Putting money aside for a rainy day is a thing of the past, but it wasn’t always so. As of April 2007 we officially entered an era of negative savings (-1.4% PA) – yes in our modern day, we actually spend more than we earn!

Back in 1982 the amount of money we each put away every pay check hit an all-time high of 18.5%. And for decades before that generation after generation have been saving an average of 10% – so what happened?

Well you could blame taxes, it’s true that the average tax rate has increased in recent years. If you lived and worked in 1973 you would expect to pay 18.43% of your income in taxes each year. But by 1999 you’d be forking out 23.9% from the same pay check.

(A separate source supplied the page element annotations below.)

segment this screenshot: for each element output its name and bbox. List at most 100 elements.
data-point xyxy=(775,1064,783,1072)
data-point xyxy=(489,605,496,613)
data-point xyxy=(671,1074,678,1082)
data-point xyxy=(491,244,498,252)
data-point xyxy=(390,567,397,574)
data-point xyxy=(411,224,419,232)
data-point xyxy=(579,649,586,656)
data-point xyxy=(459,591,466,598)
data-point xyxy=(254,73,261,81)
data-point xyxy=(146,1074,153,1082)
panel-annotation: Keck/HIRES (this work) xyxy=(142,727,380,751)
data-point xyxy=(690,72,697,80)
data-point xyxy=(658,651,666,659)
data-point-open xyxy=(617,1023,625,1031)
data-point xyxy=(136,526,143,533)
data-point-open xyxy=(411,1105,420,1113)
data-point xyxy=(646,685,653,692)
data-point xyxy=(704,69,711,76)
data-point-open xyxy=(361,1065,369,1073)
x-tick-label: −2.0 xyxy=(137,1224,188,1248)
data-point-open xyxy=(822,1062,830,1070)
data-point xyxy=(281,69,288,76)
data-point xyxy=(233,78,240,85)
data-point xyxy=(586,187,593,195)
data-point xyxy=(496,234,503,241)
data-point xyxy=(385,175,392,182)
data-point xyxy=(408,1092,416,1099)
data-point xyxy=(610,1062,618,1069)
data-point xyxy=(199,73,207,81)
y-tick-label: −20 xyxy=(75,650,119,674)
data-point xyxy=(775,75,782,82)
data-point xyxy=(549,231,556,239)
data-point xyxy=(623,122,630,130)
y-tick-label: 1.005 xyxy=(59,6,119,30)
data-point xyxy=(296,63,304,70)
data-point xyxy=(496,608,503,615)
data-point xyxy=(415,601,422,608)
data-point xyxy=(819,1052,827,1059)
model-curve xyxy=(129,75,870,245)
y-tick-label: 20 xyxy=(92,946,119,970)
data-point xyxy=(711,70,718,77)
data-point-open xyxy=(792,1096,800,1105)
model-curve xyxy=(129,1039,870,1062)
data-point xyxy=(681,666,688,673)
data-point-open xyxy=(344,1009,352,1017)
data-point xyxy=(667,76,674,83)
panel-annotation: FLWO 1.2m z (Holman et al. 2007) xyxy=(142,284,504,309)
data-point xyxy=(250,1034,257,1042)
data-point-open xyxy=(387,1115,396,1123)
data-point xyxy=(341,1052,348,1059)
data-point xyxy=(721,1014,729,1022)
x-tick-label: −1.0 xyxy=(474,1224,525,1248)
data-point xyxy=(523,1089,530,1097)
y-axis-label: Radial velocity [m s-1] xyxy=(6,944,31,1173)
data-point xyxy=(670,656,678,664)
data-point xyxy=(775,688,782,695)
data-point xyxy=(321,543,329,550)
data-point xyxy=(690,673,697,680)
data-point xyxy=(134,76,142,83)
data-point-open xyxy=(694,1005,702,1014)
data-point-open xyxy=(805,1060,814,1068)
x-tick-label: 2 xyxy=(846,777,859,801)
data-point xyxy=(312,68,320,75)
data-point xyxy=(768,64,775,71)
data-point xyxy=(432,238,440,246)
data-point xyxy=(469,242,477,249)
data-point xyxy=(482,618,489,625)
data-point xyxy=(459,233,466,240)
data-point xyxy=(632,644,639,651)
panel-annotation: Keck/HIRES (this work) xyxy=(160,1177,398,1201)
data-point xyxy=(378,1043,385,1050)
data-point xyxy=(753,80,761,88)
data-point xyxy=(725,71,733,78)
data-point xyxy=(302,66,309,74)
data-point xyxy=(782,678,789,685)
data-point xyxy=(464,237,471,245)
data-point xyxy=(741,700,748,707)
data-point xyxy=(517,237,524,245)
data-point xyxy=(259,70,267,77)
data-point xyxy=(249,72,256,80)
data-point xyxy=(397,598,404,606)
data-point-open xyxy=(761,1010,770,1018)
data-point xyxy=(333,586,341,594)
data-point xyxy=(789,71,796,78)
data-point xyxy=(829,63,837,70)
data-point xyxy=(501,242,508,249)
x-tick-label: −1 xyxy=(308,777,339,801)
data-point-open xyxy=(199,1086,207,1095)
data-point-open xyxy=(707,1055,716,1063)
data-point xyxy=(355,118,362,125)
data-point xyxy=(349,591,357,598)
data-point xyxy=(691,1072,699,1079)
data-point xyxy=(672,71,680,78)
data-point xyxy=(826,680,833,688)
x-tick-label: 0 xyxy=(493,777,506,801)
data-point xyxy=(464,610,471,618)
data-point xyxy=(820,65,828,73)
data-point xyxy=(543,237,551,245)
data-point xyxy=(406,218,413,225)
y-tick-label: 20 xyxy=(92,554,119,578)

Now before you go running out in protest of increased taxes consider your spending habits too. Back in the eighties it was pretty rare to hear of families buying things on consumer credit or taking out loans to buy new cars and take holidays. In fact less than 0.06% of our family income was spent on consumer debt.

Compare that to just 20 years later in 1999 when we were spending in excess of 1.34%. Now some of you may be thinking that’s not as much as taxes! But then there’s our other liabilities such as a few credit cards, car loans and mortgage repayments.

Again we see a huge increase in our spending habits from 1982 where we were spending 0.67% of our yearly income on liabilities to 1999 when it soared past 4.9%. And don’t make the mistake of thinking our spending habits changed in the new millennium, oh no – we kept on spending more and more!

Why Save 

It’s very tempting to get caught up in our fast paced world of constant upgrades and shiny new toys. Media is strongly geared towards making us feel inferior and degrading our self-esteem so we buy more and spend more time working harder to try and pay it off.

Yet it doesn’t matter how hard you work if you’re always spending more than you earn. Instead we need to stop spending and start saving. Having money left over in the bank after every pay check, not only provides security but also starts to work for us so we don’t have to.

Savings can earn a substantial sum of money over time and their earnings compound year after year – so what you earn this year will earn you even more money next year. Debt is always saddled with high interest rates that can quickly eat up your cash reserves.

Minimising your high interest debts not only improves your cash flow but will help you save even more in the future.

Teaching Our Kids

Saving should be something we learn to do from an early age. Trying to change bad habits once we move out of home is near on impossible. It pays huge dividends to teach your kids how to manage their money wisely.

One of the best ways to encourage children to save is to start a “savings-matching program”. Put simply for every dollar your child saves over a certain period of time you’ll match it. So if they save $50 over summer break you’ll add another $50 to their savings.

This teaches children that putting money away and holding back from spending every penny can have great rewards. And if more money doesn’t motivate them, then perhaps a trip to Disney World or the Zoo will.